Prove that a cyclic semigroup is either finite or isomorphic to $\langle \mathbb{N},+ \rangle$

Question

A semigroup $G$ is cyclic if $G$ is generated by a single element.

I know that a finite cyclic group generated by $a$ is necessarily abelian, and can be written as $\{1, a, a^2, . . . , a^n−1\}$ where $a^n = 1$, or in additive notation, $\{0, a, 2a, . . . , (n − 1)a\}$, with $na = 0$. Thus a finite cyclic group with $n$ elements is isomorphic to the additive group $\mathbb{Z}_n$ of integers modulo $n$. If $G$ is an infinite cyclic group generated by $a$, then $G$ must be abelian and can be written as $\{1, a^±1, a^±2, . . . \}$, or in additive notation as $\{0,±a,±2a, . . . \}$. In this case, $G$ is isomorphic to the additive group $\mathbb{Z}$ of all integers.

Q: Prove that a cyclic semigroup is either finite or isomorphic to $\langle \mathbb{N},+ \rangle$.

Answer 1

Hint and observations The standard proof of cyclic group is either finite or isomorphic to $\mathbb{Z} $ will work fine.

You have to note that a "cyclic semigroup" (denoted $ S $) can't be uncountable, just because there exists a generator $ g \in S$ together with the operation "power" ^ $: \mathbb{N} \to S \ \ n \mapsto g^n$ which generate all the elements. So they can't be more than countable.

Answer 2

In a semigroup, an element does not (necessarily) have an inverse, so it does not make sense to write $a^{-1}$. You have constructed an isomorphism from a semigroup ($G$) to a group ($\mathbb{Z}$) which is not possible unless $G$ is actually a group.

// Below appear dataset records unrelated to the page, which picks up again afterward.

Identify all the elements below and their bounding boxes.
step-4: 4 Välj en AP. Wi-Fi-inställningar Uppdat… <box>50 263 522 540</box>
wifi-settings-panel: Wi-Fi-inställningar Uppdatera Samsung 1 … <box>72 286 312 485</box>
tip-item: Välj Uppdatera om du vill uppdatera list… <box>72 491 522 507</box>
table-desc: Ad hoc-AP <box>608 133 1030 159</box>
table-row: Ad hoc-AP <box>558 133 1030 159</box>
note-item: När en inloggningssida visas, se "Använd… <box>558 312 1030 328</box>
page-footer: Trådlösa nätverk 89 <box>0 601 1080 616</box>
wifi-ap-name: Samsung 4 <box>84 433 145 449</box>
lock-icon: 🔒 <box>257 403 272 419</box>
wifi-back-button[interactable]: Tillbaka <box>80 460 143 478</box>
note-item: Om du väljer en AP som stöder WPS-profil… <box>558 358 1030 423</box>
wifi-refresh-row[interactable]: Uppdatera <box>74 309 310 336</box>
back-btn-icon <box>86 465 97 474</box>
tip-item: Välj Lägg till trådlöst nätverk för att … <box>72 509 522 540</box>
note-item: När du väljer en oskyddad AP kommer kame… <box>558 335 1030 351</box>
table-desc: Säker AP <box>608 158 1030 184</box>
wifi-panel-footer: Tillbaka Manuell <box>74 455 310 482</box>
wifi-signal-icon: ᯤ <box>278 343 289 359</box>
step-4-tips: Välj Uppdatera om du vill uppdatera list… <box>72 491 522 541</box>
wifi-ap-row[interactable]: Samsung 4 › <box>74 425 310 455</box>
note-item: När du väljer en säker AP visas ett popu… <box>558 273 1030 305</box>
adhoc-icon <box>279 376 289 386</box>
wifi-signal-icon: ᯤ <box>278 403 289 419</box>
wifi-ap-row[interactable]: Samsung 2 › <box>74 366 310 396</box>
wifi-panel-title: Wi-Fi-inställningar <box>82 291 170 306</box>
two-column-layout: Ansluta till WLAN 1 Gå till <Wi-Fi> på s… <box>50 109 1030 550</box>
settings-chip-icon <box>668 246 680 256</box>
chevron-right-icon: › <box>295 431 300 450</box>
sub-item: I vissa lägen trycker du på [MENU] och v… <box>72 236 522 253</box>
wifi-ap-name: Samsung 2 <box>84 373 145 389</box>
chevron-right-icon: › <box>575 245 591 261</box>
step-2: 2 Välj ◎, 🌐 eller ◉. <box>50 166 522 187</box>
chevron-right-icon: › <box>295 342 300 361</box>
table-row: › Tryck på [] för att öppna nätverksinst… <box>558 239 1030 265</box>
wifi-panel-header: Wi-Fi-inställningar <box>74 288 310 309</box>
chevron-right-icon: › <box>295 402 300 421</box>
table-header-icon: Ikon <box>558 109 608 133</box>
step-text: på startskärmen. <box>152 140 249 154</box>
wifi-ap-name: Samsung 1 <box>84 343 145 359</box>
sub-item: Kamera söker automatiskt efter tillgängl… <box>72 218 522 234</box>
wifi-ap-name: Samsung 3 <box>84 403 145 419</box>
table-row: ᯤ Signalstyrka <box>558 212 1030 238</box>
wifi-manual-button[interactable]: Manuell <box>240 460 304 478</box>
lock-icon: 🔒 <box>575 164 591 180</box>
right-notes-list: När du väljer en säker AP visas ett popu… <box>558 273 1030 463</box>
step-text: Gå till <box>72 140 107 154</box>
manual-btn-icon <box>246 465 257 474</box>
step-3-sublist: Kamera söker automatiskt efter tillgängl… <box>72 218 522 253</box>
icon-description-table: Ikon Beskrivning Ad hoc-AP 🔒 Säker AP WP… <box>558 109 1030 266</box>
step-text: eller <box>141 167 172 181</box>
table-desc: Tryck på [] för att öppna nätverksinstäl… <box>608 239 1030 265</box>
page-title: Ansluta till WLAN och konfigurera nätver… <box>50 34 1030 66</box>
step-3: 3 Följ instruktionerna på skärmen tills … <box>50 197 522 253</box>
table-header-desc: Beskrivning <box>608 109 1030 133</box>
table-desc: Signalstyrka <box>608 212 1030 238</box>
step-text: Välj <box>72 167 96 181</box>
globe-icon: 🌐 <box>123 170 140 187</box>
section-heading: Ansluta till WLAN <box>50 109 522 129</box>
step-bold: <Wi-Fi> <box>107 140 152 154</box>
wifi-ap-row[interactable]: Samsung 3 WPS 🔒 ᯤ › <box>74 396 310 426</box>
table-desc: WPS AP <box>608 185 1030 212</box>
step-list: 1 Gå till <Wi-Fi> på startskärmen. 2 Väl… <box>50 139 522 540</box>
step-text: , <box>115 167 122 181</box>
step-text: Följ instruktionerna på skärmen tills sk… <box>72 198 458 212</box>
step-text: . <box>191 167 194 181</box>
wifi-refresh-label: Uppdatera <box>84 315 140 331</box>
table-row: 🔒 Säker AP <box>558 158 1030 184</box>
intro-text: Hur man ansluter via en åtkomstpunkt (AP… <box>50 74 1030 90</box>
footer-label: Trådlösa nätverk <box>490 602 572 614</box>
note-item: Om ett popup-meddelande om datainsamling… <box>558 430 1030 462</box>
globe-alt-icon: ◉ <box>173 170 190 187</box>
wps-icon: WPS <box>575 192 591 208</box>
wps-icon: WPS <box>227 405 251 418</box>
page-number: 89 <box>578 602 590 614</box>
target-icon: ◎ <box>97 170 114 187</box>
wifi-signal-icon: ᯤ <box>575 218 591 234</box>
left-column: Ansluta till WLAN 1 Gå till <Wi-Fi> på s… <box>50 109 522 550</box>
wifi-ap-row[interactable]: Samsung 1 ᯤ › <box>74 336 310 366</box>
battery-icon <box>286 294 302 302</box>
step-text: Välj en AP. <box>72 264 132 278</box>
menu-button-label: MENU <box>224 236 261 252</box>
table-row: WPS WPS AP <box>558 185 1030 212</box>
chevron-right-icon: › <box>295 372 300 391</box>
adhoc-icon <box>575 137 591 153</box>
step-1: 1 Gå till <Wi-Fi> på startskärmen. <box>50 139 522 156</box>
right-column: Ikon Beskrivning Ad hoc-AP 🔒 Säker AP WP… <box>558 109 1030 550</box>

Now assume that $G$ is cyclic and infinite. Since it's cyclic, there is a $g \in G$ such that for each $h \in G$ there is $n \in \mathbb{N}$ such that $h = g^n$. Now define $\phi: \mathbb{N} \to G$ by $$\phi(n) = g^n.$$ This is a homomorphism since $\phi(n+m) = g^{nm} = g^n g^m$, so to prove that $\mathbb{N} \cong G$ we need to show that $\phi$ is bijective. From $G$ being cyclic with generator $g$, we already know that it is surjective (given $h \in G$ we know that there is an $n \in \mathbb{N}$ such that $\phi(n) = g^n = h$).

To prove injectivity, assume for contradiction that there is $n,m \in \mathbb{N}$ with $n \neq m$ such that $phi(n) = \phi(m)$, ie. $g^n = g^m$. Now without loss of generality we may assume that $m >n$ and we let $m = n + k$ for some $k \in \mathbb{N}$. Then

$$g^n = g^{n+k} = g^n g^k.$$

Note that multiplying by $g^k$ on the left hand side gives us $g^n g^k = g^n$, and on the right hand side gives us $g^n g^k g^k = g^n g^{2k}$. Thus we can multiply with $g^k$ as many times as we want without changing the left hand side, so for any integer $q \geq 0$ we have

$$g^n = g^n g^{qk} = g^{n + qk}.$$

Now by integer division with residue we have for each $l \geq 0$ that there are $q \geq 0$ and $r = 0,1,\ldots,q-1$ such that $l = qk + r$, so

$$g^{n+l} = g^{n + qk + r} = g^{n+qk} g^r = g^r.$$

Now this proves that $\phi(n+l) \in \{g^0, g^1, \ldots, g^{q-1}\}$ for all $l \geq 0$, so the image of $\phi$ is finite. We have already proved that $\phi: \mathbb{N} \to G$ is surjective, so this must imply that $G$ is finite which is a contradiction. So $\phi$ is injective and hence an isomorphism.